Konflik agama seakan-akan tidak pernah
menemukan solusi yang terbaik untuk dapat menyelesaikan masalah yang ada.
Apakah hal yang menyebabkan masalah ini selalu menjadi masalah yang
keberlanjutan (jika melihat lebih lanjut dalam konflik antara agama ini, ada
tiga komponen yang harus diteliti. Kita perlu untuk mengkaji seberapa jauh
keterlibatan komponen-komponen tersebut memberikan peran dan pengaruhnya
terhadap keberlangsungan konflik antar agama yang ada di Indonesia. Ketiga
komponen tersebut adalah komponen negara dengan berbagai aparaturnya, komponen
konstitusi) hukum dankomponen masyarakat sipil.

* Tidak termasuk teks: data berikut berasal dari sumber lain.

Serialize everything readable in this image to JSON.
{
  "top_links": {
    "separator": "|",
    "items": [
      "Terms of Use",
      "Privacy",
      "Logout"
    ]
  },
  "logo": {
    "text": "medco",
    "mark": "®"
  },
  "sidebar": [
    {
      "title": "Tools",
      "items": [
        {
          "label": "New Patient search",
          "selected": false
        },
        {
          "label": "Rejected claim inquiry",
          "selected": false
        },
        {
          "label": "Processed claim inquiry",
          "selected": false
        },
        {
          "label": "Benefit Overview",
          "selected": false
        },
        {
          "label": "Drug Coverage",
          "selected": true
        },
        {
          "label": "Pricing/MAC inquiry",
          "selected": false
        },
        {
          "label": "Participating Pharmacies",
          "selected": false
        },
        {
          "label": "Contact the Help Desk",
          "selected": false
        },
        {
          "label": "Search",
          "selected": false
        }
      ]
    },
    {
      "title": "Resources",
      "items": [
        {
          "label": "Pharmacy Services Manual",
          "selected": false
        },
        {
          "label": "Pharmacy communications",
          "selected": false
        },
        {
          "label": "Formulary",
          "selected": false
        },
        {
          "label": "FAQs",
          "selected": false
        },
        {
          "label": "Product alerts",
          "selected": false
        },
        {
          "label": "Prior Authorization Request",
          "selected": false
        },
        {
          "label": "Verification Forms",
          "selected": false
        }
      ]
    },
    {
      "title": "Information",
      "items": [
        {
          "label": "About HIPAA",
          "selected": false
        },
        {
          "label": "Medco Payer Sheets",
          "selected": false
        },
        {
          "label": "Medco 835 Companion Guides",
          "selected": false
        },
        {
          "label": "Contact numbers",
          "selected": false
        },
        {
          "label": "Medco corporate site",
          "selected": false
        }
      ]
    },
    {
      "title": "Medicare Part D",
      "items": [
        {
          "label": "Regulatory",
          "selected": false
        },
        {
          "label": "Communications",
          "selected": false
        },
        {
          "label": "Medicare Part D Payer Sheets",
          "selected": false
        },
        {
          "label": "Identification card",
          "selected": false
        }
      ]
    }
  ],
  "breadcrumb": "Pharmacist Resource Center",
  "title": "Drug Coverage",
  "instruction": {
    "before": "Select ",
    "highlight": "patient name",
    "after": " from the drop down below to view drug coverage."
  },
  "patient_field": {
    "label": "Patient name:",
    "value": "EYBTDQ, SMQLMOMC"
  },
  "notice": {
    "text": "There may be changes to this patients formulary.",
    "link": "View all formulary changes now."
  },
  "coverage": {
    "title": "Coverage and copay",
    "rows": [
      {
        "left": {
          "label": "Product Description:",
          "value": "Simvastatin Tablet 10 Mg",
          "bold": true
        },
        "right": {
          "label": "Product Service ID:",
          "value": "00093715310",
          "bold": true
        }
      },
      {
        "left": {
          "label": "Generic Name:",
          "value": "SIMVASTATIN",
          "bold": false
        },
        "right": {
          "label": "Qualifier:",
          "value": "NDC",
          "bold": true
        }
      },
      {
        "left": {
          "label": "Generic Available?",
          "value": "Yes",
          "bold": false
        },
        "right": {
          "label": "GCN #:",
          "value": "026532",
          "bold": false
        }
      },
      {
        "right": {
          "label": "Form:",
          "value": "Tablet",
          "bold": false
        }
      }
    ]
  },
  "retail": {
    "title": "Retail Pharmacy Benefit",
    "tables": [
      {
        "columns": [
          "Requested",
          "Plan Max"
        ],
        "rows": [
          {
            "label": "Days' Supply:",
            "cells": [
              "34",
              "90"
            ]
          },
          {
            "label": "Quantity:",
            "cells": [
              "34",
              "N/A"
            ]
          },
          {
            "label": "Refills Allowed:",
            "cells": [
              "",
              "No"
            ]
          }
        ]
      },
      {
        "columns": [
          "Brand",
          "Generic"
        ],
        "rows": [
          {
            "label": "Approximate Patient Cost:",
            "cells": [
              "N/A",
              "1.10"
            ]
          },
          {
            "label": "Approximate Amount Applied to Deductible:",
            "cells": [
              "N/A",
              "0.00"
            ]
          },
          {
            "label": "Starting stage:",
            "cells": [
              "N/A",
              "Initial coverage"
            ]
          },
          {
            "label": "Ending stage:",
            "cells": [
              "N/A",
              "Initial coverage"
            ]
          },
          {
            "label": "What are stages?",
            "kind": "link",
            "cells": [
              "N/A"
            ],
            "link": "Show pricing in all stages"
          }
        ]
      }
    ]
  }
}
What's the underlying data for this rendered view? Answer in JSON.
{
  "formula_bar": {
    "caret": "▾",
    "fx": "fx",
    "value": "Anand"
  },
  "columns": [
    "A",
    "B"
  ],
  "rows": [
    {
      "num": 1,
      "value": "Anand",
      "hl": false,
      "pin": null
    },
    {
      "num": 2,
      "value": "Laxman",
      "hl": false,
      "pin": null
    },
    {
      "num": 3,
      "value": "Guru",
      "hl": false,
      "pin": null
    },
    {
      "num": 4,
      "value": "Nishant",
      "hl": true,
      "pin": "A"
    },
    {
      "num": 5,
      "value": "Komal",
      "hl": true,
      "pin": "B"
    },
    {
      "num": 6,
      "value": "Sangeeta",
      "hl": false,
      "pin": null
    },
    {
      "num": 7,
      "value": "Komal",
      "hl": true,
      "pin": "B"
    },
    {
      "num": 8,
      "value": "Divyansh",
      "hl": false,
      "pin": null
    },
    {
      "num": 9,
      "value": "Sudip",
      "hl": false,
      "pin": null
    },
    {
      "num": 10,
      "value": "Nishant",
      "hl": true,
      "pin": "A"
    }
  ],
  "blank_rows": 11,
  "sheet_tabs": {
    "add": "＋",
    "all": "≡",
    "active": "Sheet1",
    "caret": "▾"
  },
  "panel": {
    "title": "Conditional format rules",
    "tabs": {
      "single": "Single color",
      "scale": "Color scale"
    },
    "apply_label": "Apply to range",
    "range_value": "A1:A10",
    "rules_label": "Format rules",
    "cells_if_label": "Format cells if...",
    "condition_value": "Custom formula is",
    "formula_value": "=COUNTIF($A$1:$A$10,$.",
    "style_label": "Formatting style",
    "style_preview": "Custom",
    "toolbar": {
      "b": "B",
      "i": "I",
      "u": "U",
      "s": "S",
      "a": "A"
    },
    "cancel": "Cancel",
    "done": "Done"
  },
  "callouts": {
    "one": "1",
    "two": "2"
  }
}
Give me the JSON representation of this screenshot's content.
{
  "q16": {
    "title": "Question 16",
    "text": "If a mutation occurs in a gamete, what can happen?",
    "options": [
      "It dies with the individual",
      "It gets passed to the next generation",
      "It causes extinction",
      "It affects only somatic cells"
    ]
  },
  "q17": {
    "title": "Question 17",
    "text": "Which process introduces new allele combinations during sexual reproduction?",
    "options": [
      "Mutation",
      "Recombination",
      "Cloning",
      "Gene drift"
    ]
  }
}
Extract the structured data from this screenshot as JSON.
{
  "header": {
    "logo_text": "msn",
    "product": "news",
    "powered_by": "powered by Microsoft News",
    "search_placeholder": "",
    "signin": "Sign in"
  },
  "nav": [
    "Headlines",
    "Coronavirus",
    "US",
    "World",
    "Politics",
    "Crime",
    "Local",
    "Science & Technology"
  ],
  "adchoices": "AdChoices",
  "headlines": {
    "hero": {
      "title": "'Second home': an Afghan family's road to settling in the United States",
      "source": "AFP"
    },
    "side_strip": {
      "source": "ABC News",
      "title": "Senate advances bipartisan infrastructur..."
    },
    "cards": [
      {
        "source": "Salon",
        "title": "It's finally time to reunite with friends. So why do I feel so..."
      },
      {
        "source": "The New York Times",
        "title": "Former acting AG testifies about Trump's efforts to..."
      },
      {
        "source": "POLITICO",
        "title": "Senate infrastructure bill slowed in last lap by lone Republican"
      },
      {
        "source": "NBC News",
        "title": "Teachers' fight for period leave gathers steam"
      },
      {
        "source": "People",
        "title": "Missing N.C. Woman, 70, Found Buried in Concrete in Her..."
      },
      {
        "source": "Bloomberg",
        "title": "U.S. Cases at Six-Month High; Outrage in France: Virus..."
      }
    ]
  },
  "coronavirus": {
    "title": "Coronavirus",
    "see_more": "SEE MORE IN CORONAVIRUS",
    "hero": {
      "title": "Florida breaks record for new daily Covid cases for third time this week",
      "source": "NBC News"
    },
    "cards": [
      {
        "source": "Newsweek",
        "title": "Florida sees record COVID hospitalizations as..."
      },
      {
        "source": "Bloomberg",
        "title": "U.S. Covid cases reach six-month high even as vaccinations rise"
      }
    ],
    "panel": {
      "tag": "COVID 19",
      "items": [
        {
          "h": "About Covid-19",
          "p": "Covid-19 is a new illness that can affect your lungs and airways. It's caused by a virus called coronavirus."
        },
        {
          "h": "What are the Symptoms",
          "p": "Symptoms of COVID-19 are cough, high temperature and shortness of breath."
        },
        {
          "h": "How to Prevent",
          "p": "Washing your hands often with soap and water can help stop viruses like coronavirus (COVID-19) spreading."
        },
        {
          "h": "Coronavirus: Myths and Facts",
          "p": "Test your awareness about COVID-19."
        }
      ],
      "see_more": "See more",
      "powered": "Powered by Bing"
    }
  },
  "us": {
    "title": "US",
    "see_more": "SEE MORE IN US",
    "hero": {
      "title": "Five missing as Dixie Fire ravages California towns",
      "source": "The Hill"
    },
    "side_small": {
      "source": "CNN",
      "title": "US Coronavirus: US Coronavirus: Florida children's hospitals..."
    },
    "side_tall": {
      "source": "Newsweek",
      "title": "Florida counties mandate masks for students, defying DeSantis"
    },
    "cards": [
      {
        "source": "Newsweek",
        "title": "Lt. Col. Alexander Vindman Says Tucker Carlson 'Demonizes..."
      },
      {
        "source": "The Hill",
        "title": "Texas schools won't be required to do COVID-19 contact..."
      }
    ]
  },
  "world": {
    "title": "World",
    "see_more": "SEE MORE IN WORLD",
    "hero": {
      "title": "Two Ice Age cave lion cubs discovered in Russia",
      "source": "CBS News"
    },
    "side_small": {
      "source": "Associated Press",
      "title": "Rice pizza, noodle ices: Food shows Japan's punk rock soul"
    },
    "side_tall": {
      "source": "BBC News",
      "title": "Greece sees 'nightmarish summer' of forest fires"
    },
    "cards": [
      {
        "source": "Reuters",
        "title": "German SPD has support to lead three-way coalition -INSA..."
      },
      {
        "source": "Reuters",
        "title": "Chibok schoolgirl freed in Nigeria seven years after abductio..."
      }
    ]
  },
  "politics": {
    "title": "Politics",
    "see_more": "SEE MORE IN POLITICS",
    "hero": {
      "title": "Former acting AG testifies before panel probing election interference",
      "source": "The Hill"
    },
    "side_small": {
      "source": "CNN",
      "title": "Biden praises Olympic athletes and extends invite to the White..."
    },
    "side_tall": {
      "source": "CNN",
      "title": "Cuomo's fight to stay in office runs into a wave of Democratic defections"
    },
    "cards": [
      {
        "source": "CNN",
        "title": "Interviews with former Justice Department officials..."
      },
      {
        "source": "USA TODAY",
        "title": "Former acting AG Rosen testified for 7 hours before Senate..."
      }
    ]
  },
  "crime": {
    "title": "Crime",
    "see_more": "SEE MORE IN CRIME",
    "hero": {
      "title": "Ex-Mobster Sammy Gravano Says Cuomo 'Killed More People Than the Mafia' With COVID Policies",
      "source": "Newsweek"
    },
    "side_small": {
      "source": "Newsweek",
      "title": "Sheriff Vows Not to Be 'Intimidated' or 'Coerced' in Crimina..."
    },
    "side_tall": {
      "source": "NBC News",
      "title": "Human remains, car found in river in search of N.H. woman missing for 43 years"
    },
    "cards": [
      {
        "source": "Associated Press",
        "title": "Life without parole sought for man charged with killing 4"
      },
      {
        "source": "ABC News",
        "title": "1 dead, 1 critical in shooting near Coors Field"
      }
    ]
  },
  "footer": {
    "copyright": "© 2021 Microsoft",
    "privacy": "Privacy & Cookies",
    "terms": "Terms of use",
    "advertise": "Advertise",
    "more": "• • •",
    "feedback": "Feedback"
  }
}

Dari ketiga komponen ini kita akan
menganilisis komponen mana yang sesungguhnya paling menghambat terbentuknya
toleransi beragama di Indonesia.
II.
Faktor-faktor terjadinya Konflik antarumat Beragama
Terjadinya
konflik tidak terlepas dari adanya dalang atau provokatornya tidak pernah
diusut tuntas. Sehingga wajar jika masyarakat menuntut pemerintah bertindak
tegas menangkap provokatornya. Dari berbagai kerusuhan, teror, fitnah dan
pembunuhan memang sedang melanda bangsa kita sehingga untuk menghadapi berbagai
bencana tersebut, maka semua pihak hendaknya senantiasa waspada. Sebab,
berbagai cara akan dilakukan oleh provokator untuk mengadu domba antarumat
beragama, antarsuku dan antaretnis sehingga persatuan dan kesatuan menjadi
rapuh.[4] Oleh
karena itu, setiap umat beragama senantiasa berpegang teguh pada ajaran
agamanya, agar mereka tidak akan terjebak pada isu-isu yang melayang.
Konflik
antarumat bergama yang berkepanjangan kalau terus dibiarkan akan menjadi petaka
yang cukup besar yang dapat mengancam kesatuan bangsa. Ancaman disintegrasi
bangsa sudah dekat dihadapan mata, manakala konflik antarumat bergama tidak
segera diatasi. Padahal para tokoh pendiri bangsa ini awal kemerdekaan bisa
menjadikan perbedaan agama sebagai perekat tali persatuan bangsa. Simbol Negara
Garuda Pancasila dengan semboyan Bhinneka Tunggal Ika,
yakni komitmen menjalin keutuhan persatuan dan kesatuan bangsa.
Munculnya
konflik antarumat beragama karena berbagai aspek, seperti ada kecurigaan antar
pemeluk agama yang satu terhadap pemeluk agama yang lain. Selain itu ada juga
permainan politik kotor yang ingin mengadu domba umat beragama untuk
kepentingan politik tertentu. Kecurigaan antara pemeluk agama yang sudah
terpendam lama begitu mudah dimanfaatkan oleh politikus yang tidak bermoral
untuk membuat konflik berkepanjangan. Rakyat yang awam pada permainan politik
akhirnya hanya menanggung korban, baik harta maupun jiwa.
Selama ini
konflik-konflik yang terjadi antarumat beragama, bisa jadi disebabkan oleh
faktor ketidakadilan. Di antaranya dalam hal kesenjangan ekonomi antarpenganut
agama. Hal itu juga tampak dalam perlakuan politik berdasarkan agama yang
dianut, terutama di masa rezim Orde Baru, di mana demi memperoleh dukungan
politik, rezim itu memberikan posisi-posisi strategis kepada elite-elite dari
agama tertentu. Perlakuan kurang adil itu bisa memancing kecemburuan dari satu kelompok
terhadap kelompok lain. Apalagi antara umat beragama kurang intens mengadakan
dialog agama, perlakuan tak adil demikian tambah membuka peluang terjadinya
konflik. Ini terjadi karena masalah agama adalah sangat sensitif bagi para
pemeluknya. Sedikit saja ada gesekan, bisa membuat penganutnya terkena emosi.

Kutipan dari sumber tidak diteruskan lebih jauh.